The term, unicorn, has different meanings in the business world:
In the venture capital industry, a unicorn refers to any tech startup company that reaches a $1 billion dollar market value as determined by private or public investment. The term was originally coined by Aileen Lee, founder of Cowboy Ventures.
A unicorn refers to a phenomenon that occurs in human resources when those who are responsible for hiring candidates have impossible expectations. This stems from a mismatch between the expectations of the employers and who is available for hire. In other words, human resources is looking for a mythical candidate (i.e. a unicorn), rather than facing reality.
Applying a similar analogy to mergers and acquisitions, in a market where there appears to be a surplus of firms available as targets, the common mistake is to tack on too many unnecessary requirements, which may not really lead to positive synergies or be in sync with the objectives of the acquiring firm.
Divestopedia explains Unicorn
Recruiting by businesses has become more and more difficult because, while the market is teeming with candidates, managers are demanding unicorns, or candidates with qualifications that go much beyond the scope and scale of the job.
Small and medium enterprises cannot afford to have a large number of full-time employees to handle the various specialist roles required in a firm. The firms, therefore, employ a single resource with some strong points, hoping that the individual will be able to address the most pressing needs. This often leads to disappointment with unfulfilled expectations. The unrealistic expectations are often put together based on a wishlist from various heads of the firm and are often mutually exclusive traits that are unlikely to be found in a single person. For example, an accountant who speaks five languages at the lowest pay scale in your specific time frame is as rare as a unicorn. The firms can instead take recourse to fully in-source, fully outsource, or use a hybrid approach.
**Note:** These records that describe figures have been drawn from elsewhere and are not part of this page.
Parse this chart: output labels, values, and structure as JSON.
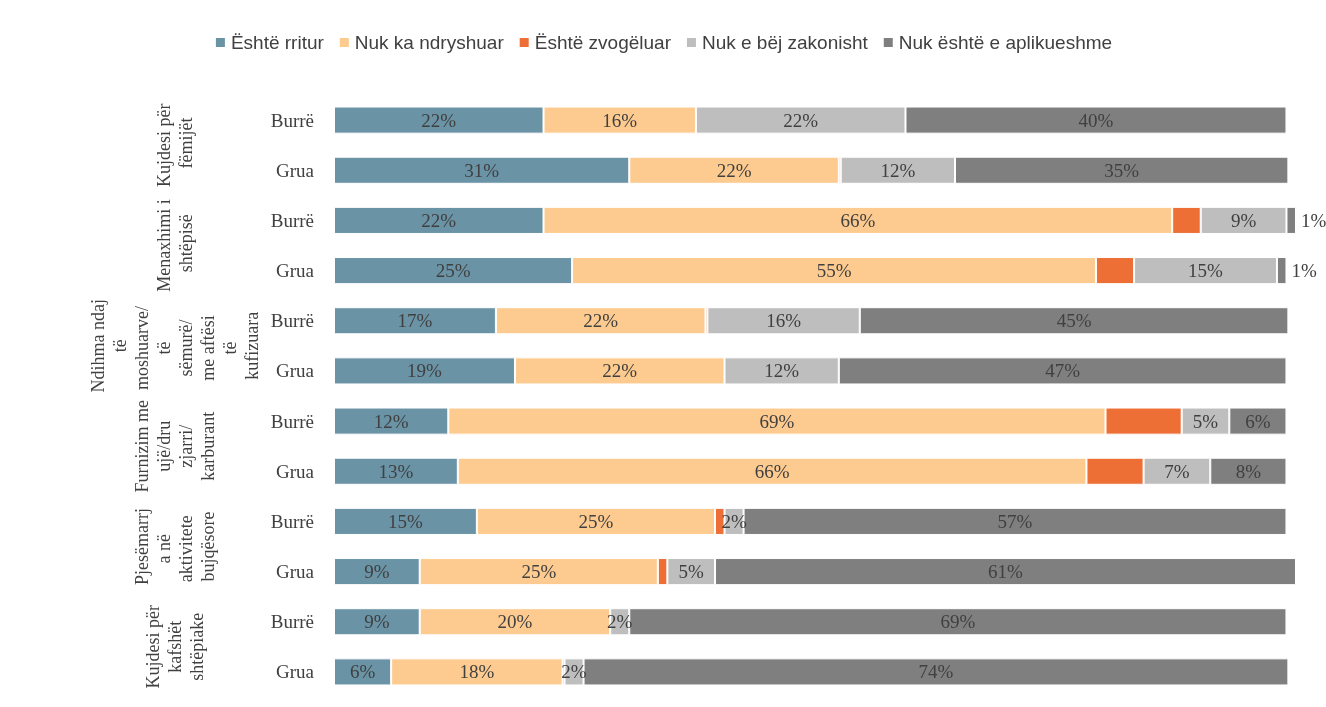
{
  "chart_data": {
    "type": "bar",
    "orientation": "horizontal",
    "stacked": true,
    "categories": [
      "Burrë",
      "Grua",
      "Burrë",
      "Grua",
      "Burrë",
      "Grua",
      "Burrë",
      "Grua",
      "Burrë",
      "Grua",
      "Burrë",
      "Grua"
    ],
    "annotations": [
      "Kujdesi për fëmijët",
      "Menaxhimi i shtëpisë",
      "Ndihma ndaj të moshuarve/ të sëmurë/ me aftësi të kufizuara",
      "Furnizim me ujë/dru zjarri/karburant",
      "Pjesëmarrja në aktivitete bujqësore",
      "Kujdesi për kafshët shtëpiake"
    ],
    "xlim": [
      0,
      101
    ],
    "tick_labels": "y",
    "grid": false,
    "legend": "top",
    "series": [
      {
        "name": "Është rritur",
        "color": "#6a93a6",
        "values": [
          22,
          31,
          22,
          25,
          17,
          19,
          12,
          13,
          15,
          9,
          9,
          6
        ],
        "value_labels": [
          "22%",
          "31%",
          "22%",
          "25%",
          "17%",
          "19%",
          "12%",
          "13%",
          "15%",
          "9%",
          "9%",
          "6%"
        ]
      },
      {
        "name": "Nuk ka ndryshuar",
        "color": "#fdcb8f",
        "values": [
          16,
          22,
          66,
          55,
          22,
          22,
          69,
          66,
          25,
          25,
          20,
          18
        ],
        "value_labels": [
          "16%",
          "22%",
          "66%",
          "55%",
          "22%",
          "22%",
          "69%",
          "66%",
          "25%",
          "25%",
          "20%",
          "18%"
        ]
      },
      {
        "name": "Është zvogëluar",
        "color": "#ed6f36",
        "values": [
          0,
          0.2,
          3,
          4,
          0.2,
          0,
          8,
          6,
          1,
          1,
          0,
          0.2
        ],
        "value_labels": [
          null,
          null,
          null,
          null,
          null,
          null,
          null,
          null,
          null,
          null,
          null,
          null
        ]
      },
      {
        "name": "Nuk e bëj zakonisht",
        "color": "#bebebe",
        "values": [
          22,
          12,
          9,
          15,
          16,
          12,
          5,
          7,
          2,
          5,
          2,
          2
        ],
        "value_labels": [
          "22%",
          "12%",
          "9%",
          "15%",
          "16%",
          "12%",
          "5%",
          "7%",
          "2%",
          "5%",
          "2%",
          "2%"
        ]
      },
      {
        "name": "Nuk është e aplikueshme",
        "color": "#7f7f7f",
        "values": [
          40,
          35,
          1,
          1,
          45,
          47,
          6,
          8,
          57,
          61,
          69,
          74
        ],
        "value_labels": [
          "40%",
          "35%",
          "1%",
          "1%",
          "45%",
          "47%",
          "6%",
          "8%",
          "57%",
          "61%",
          "69%",
          "74%"
        ]
      }
    ]
  }
}
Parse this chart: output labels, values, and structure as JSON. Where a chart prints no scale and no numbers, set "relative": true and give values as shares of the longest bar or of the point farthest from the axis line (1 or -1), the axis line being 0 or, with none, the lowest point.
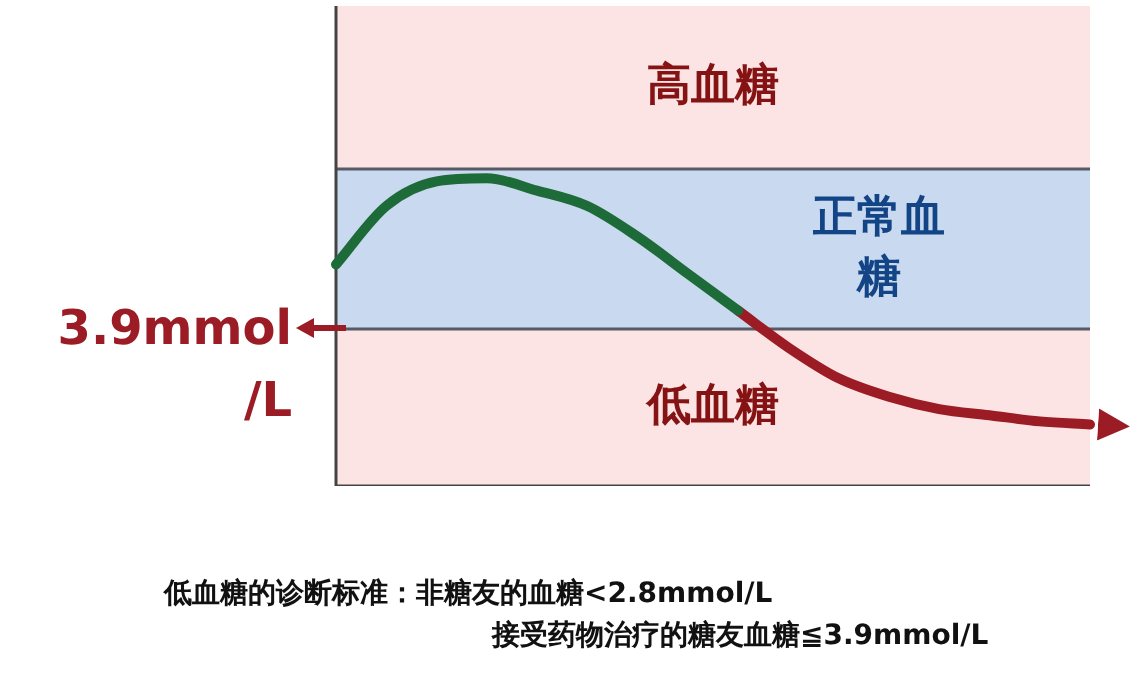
{
  "chart_data": {
    "type": "line",
    "relative": true,
    "categories": [
      null,
      null,
      null,
      null,
      null,
      null,
      null,
      null,
      null,
      null,
      null,
      null,
      null,
      null,
      null,
      null
    ],
    "series": [
      {
        "color": "#1e6b3a",
        "values": [
          0.72,
          0.91,
          0.99,
          1.0,
          0.96,
          0.91,
          0.81,
          0.69,
          0.57,
          null,
          null,
          null,
          null,
          null,
          null,
          null
        ]
      },
      {
        "color": "#9b1c24",
        "values": [
          null,
          null,
          null,
          null,
          null,
          null,
          null,
          null,
          0.57,
          0.45,
          0.35,
          0.29,
          0.25,
          0.23,
          0.21,
          0.2
        ]
      }
    ],
    "bands": [
      {
        "axis": "y",
        "from": 1.03,
        "to": 1.56,
        "label": "高血糖",
        "color": "#fce4e4"
      },
      {
        "axis": "y",
        "from": 0.51,
        "to": 1.03,
        "label": "正常血糖",
        "color": "#c9daf0"
      },
      {
        "axis": "y",
        "from": 0,
        "to": 0.51,
        "label": "低血糖",
        "color": "#fce4e4"
      }
    ],
    "ref_lines": [
      {
        "axis": "y",
        "value": 1.03,
        "color": "#555a66"
      },
      {
        "axis": "y",
        "value": 0.51,
        "color": "#555a66"
      }
    ],
    "annotations": [
      "3.9mmol/L",
      "低血糖的诊断标准：非糖友的血糖<2.8mmol/L",
      "接受药物治疗的糖友血糖≦3.9mmol/L"
    ],
    "legend": false,
    "grid": false,
    "marker": "none",
    "line_style": "solid"
  }
}
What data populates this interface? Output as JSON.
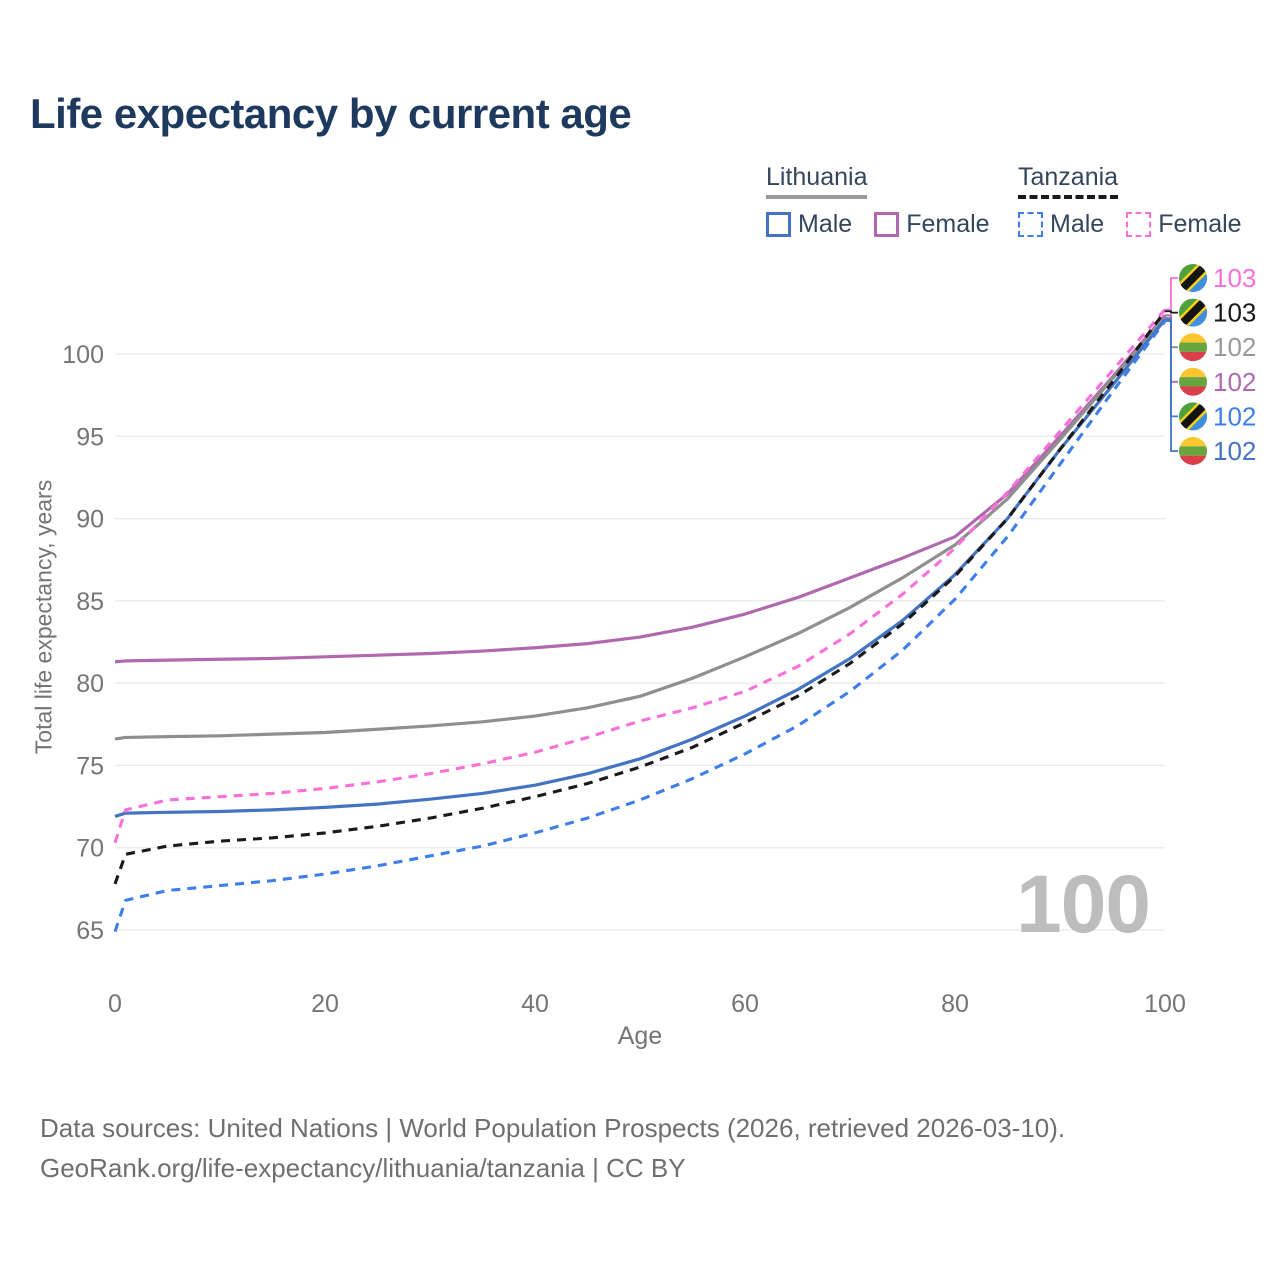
{
  "title": "Life expectancy by current age",
  "legend": {
    "groups": [
      {
        "label": "Lithuania",
        "line_style": "solid",
        "underline_color": "#999999",
        "items": [
          {
            "label": "Male",
            "color": "#4573c4"
          },
          {
            "label": "Female",
            "color": "#b069ae"
          }
        ]
      },
      {
        "label": "Tanzania",
        "line_style": "dashed",
        "underline_color": "#1a1a1a",
        "items": [
          {
            "label": "Male",
            "color": "#3e7ee8"
          },
          {
            "label": "Female",
            "color": "#fa70da"
          }
        ]
      }
    ]
  },
  "watermark": {
    "text": "100"
  },
  "footer": {
    "line1": "Data sources: United Nations | World Population Prospects (2026, retrieved 2026-03-10).",
    "line2": "GeoRank.org/life-expectancy/lithuania/tanzania | CC BY"
  },
  "chart_data": {
    "type": "line",
    "title": "Life expectancy by current age",
    "xlabel": "Age",
    "ylabel": "Total life expectancy, years",
    "x_ticks": [
      0,
      20,
      40,
      60,
      80,
      100
    ],
    "y_ticks": [
      65,
      70,
      75,
      80,
      85,
      90,
      95,
      100
    ],
    "xlim": [
      0,
      100
    ],
    "ylim": [
      64,
      104
    ],
    "grid": "horizontal-only",
    "legend_position": "top-right",
    "ages": [
      0,
      1,
      5,
      10,
      15,
      20,
      25,
      30,
      35,
      40,
      45,
      50,
      55,
      60,
      65,
      70,
      75,
      80,
      85,
      90,
      95,
      100
    ],
    "series": [
      {
        "name": "Lithuania Female",
        "country": "lithuania",
        "sex": "female",
        "color": "#b069ae",
        "dash": "solid",
        "values": [
          81.3,
          81.35,
          81.4,
          81.45,
          81.5,
          81.6,
          81.7,
          81.8,
          81.95,
          82.15,
          82.4,
          82.8,
          83.4,
          84.2,
          85.2,
          86.4,
          87.6,
          88.9,
          91.5,
          95.0,
          98.6,
          102.35
        ]
      },
      {
        "name": "Lithuania",
        "country": "lithuania",
        "sex": "both",
        "color": "#8f8f8f",
        "dash": "solid",
        "values": [
          76.6,
          76.7,
          76.75,
          76.8,
          76.9,
          77.0,
          77.2,
          77.4,
          77.65,
          78.0,
          78.5,
          79.2,
          80.3,
          81.6,
          83.0,
          84.6,
          86.4,
          88.4,
          91.2,
          94.8,
          98.5,
          102.2
        ]
      },
      {
        "name": "Lithuania Male",
        "country": "lithuania",
        "sex": "male",
        "color": "#4573c4",
        "dash": "solid",
        "values": [
          71.9,
          72.1,
          72.15,
          72.2,
          72.3,
          72.45,
          72.65,
          72.95,
          73.3,
          73.8,
          74.5,
          75.4,
          76.6,
          78.0,
          79.6,
          81.5,
          83.8,
          86.6,
          90.0,
          94.2,
          98.1,
          102.1
        ]
      },
      {
        "name": "Tanzania Female",
        "country": "tanzania",
        "sex": "female",
        "color": "#fa70da",
        "dash": "dashed",
        "values": [
          70.3,
          72.3,
          72.9,
          73.1,
          73.3,
          73.6,
          74.0,
          74.5,
          75.1,
          75.8,
          76.7,
          77.7,
          78.5,
          79.5,
          81.0,
          83.0,
          85.4,
          88.2,
          91.6,
          95.3,
          99.0,
          102.7
        ]
      },
      {
        "name": "Tanzania",
        "country": "tanzania",
        "sex": "both",
        "color": "#1a1a1a",
        "dash": "dashed",
        "values": [
          67.8,
          69.6,
          70.1,
          70.4,
          70.6,
          70.9,
          71.3,
          71.8,
          72.4,
          73.1,
          73.9,
          74.9,
          76.1,
          77.6,
          79.2,
          81.2,
          83.6,
          86.5,
          90.0,
          94.2,
          98.3,
          102.6
        ]
      },
      {
        "name": "Tanzania Male",
        "country": "tanzania",
        "sex": "male",
        "color": "#3e7ee8",
        "dash": "dashed",
        "values": [
          64.9,
          66.8,
          67.4,
          67.7,
          68.0,
          68.4,
          68.9,
          69.5,
          70.1,
          70.9,
          71.8,
          72.9,
          74.2,
          75.7,
          77.4,
          79.5,
          82.0,
          85.1,
          88.9,
          93.3,
          97.7,
          102.0
        ]
      }
    ],
    "end_labels": [
      {
        "value": "103",
        "series": "Tanzania Female",
        "color": "#fa70da",
        "flag": "tanzania"
      },
      {
        "value": "103",
        "series": "Tanzania",
        "color": "#1a1a1a",
        "flag": "tanzania"
      },
      {
        "value": "102",
        "series": "Lithuania",
        "color": "#999999",
        "flag": "lithuania"
      },
      {
        "value": "102",
        "series": "Lithuania Female",
        "color": "#b069ae",
        "flag": "lithuania"
      },
      {
        "value": "102",
        "series": "Tanzania Male",
        "color": "#3e7ee8",
        "flag": "tanzania"
      },
      {
        "value": "102",
        "series": "Lithuania Male",
        "color": "#4573c4",
        "flag": "lithuania"
      }
    ],
    "flag_colors": {
      "lithuania": {
        "yellow": "#fdc62e",
        "green": "#68a53e",
        "red": "#d9404a"
      },
      "tanzania": {
        "green": "#4fa03c",
        "blue": "#3f8ee0",
        "yellow": "#f9d018",
        "black": "#141414"
      }
    }
  }
}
In terms of finance, some heads of small enterprises are aware of the cost of mismanaging finances. Even so, they put off looking for help because they believe that finding someone who is smart and savvy and worth the cost of their advisory fees is equivalent to finding a mythical creature like a unicorn. However, there are some who unrealistically believe that one person will be able to take on all the roles and be a banker, a financial planner, an insurance agent, etc.